Answer: OVerall, Volume and Whole weight increases as age increases, this is true for both adult abalones and infant ablones;adults are bigger in volume and weight (which is 100% expected) compare to infants, and adults have bigger standard deviation compare to infants as well, infant whole weight and volume are more close to the mean;both infant and adult tend to reach peak Volume and Whole weight at around 11~12 years age and then shrink a little bit;Adults grow at a faster pace compare to infant;Based solely on Volume and/Whole weight, it’s hard to differentiate infant and adjult, as there are lots of overlaps
Conclusions
Essay Question 1) (5 points) Based solely on these data, what are plausible statistical reasons that explain the failure of the original study? Consider to what extent physical measurements may be used for age prediction.
Answer: I think the biggest reason is that too less variable was obtained (maybe it’s too hard to measure more variables, but the difficulty of measurement is not what’s been discussed here);In addition, too many outliers, and right skewness of the data meaning the data fail to achieve normality, so that make it hard to approximate the data as normal distribution can’t be used;physical measurements can be helpful but only to a limited extent, it’s not useful enough for the purpose, weather, preditor, pollution, food and environmental impact could play a bigger role; some of the variables are mentioend in the background document but no related data was collected; Last, infant can have more than 10 rings, which is confusing to me regarding how infant is classified, more explaination is requried here, or more variable needed to better differentiate infant vs adults in different ages.
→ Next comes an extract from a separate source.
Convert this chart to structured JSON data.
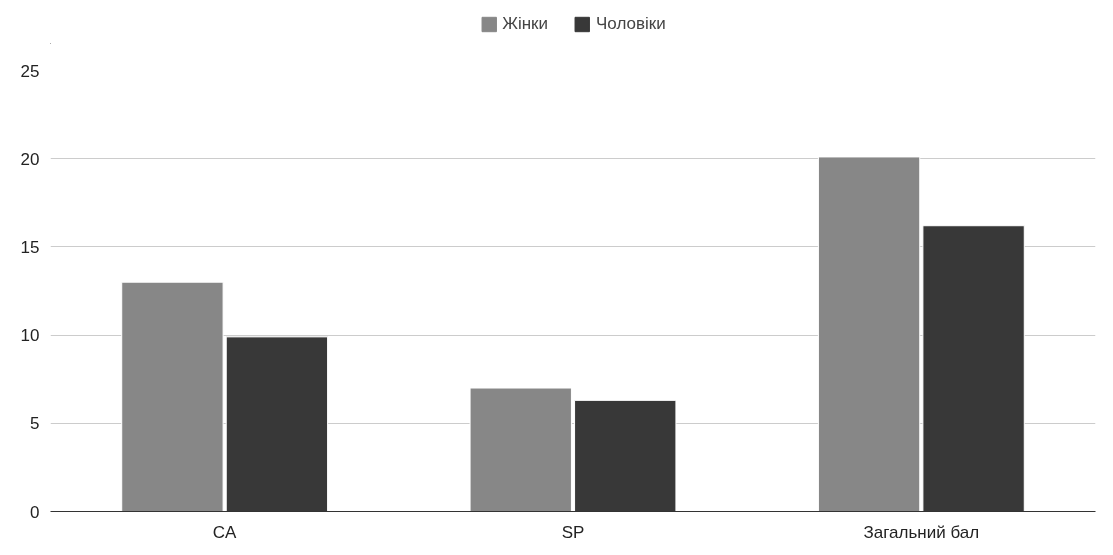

Essay Question 2) (3 points) Do not refer to the abalone data or study. If you were presented with an overall histogram and summary statistics from a sample of some population or phenomenon and no other information, what questions might you ask before accepting them as representative of the sampled population or phenomenon?
Answer: Questions I would ask include: What’s the sample size? Is there a presence of outliers? What is the mean of the sample distribution? What is the standard deviation of the sample distribution? What is the population mean and standard deviation, can we estimate them? Is there prior study regarding them? what’s the data skewness? Is the sample size big enough? How good are the variables measured logically, can we draw some cause-effecive relationship between them and the predicting variable? How and where was the sample obtained, is this randomized enough?
Essay Question 3) (3 points) Do not refer to the abalone data or study. What do you see as difficulties analyzing data derived from observational studies? Can causality be determined? What might be learned from such studies?
Answer: There are many difficulties analyzing data derived from observational studies. There could be human/measurement errors as the values are manually recorded; It’s also possible that the sample is not well randomized there for it leads to biases; Causality is very hard to determine if not impossible, there could be hiden factors behind two highly correlated variables, and in pure observation study data can almost be explained in any ways people want, so it wouldn’t bear much credibility either; Most importantly, without controled experiment, whatever is observed can only remain correlation not causation as we discussed a lot in past few weeks;The biggest thing could learn from observational studies, I think is that we can find some good potential ideas with cheaper cost, that can be used as a starting point for further research.